I strongly recommend against this merge, because 'regulation of extent of cell growth' is narrower than, not identical to, 'regulation of cell growth'. As noted at greater length in the tickets I linked above, regulating extent of growth is only one of several ways that growth can be regulated (rate or direction can also be regulated), i.e. there's a genuine biological difference between 'regulation of extent of cell growth' and its siblings.

Merging also won't solve any problems. Instead:

ValWood commented 3 years ago

OK, I see now this is not a term we would use.

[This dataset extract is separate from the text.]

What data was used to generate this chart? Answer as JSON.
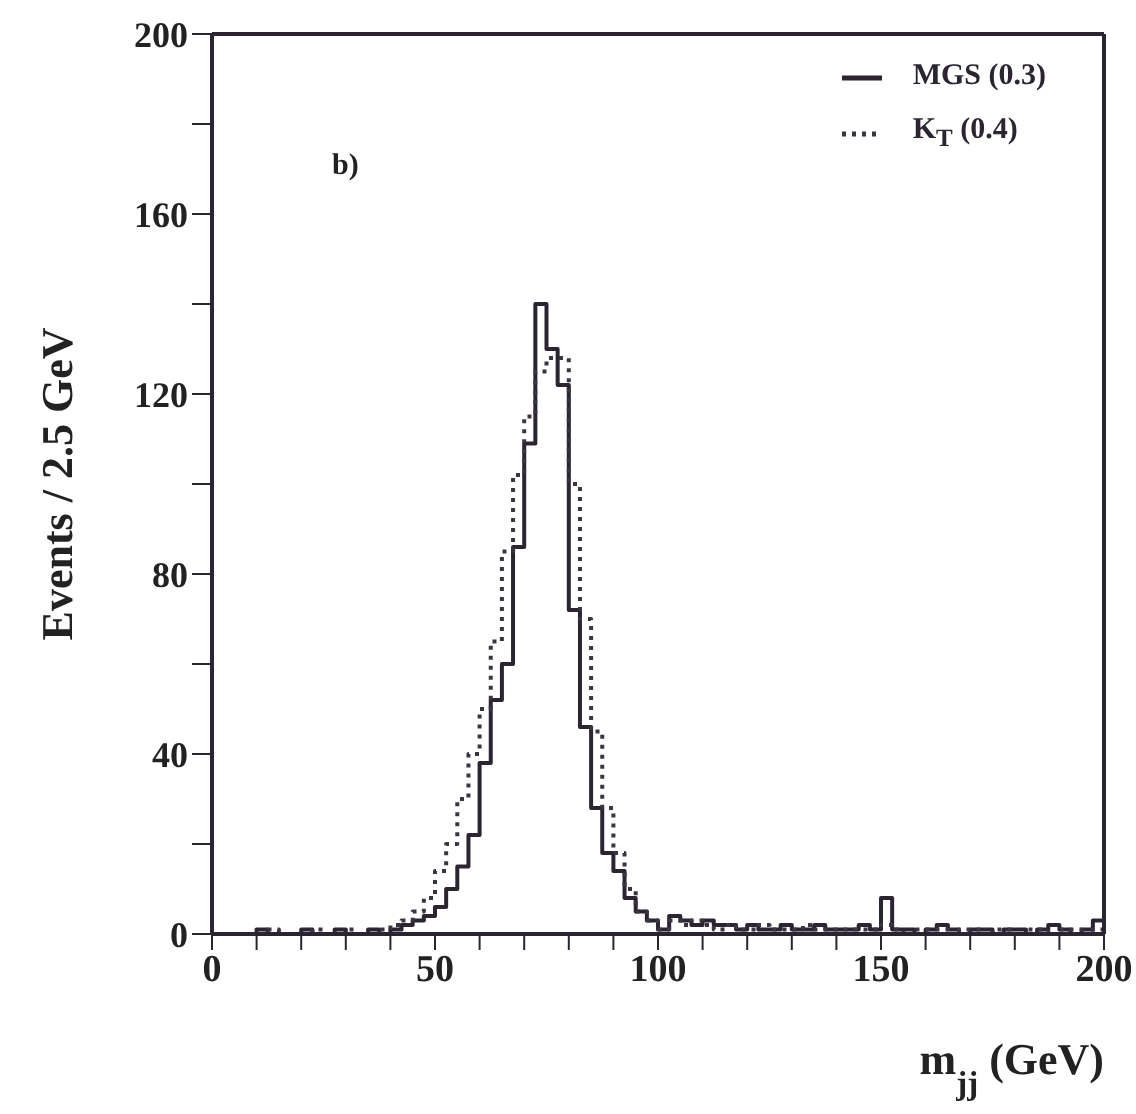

So a taxon restriction for yeast (which divide at a fixed size) but not for filamentous fungi (which grow top a larger extent with more nutrients), would also be useful.

ValWood commented 3 years ago

Maybe the definition should say Any process that modulates the extent of cell growth of a differentiated cell? (so this process will only refer to non-vegetatively growing cells)

The descendants probably fit this, although I have no idea what a "collateral" is...

ValWood commented 3 years ago

GO:0048668 collateral sprouting -> axon collateral sprouting? (but this isn't a growth term is it? it's structure formation? )

mah11 commented 3 years ago

Maybe the definition should say Any process that modulates the extent of cell growth of a differentiated cell?

I don't know enough to be sure that growth-extent regulation would only apply to cells that have already differentiated, but it may be OK if the scope is extended to diffentiated or differentiating cells ... best check with people who know more, though (maybe @ukemi?).

(so this process will only refer to non-vegetatively growing cells)

I'm not sure I understand this bit.

... although I have no idea what a "collateral" is...

Good thing there's a GO CC term that explains it (GO:0044303) ;)

GO:0048668 collateral sprouting -> axon collateral sprouting?

Yes, the parentage and text def are consistent with this suggestion.

(but this isn't a growth term is it? it's structure formation? )

I don't really know enough about neuron growth, morphogenesis, etc. to have the definitive word on this, but IIRC collaterals and other types of extension form as axons grow directionally -- all that axon growth stuff seems to involve regulating both extent and direction of growth and I'm not the one to try to tease it apart.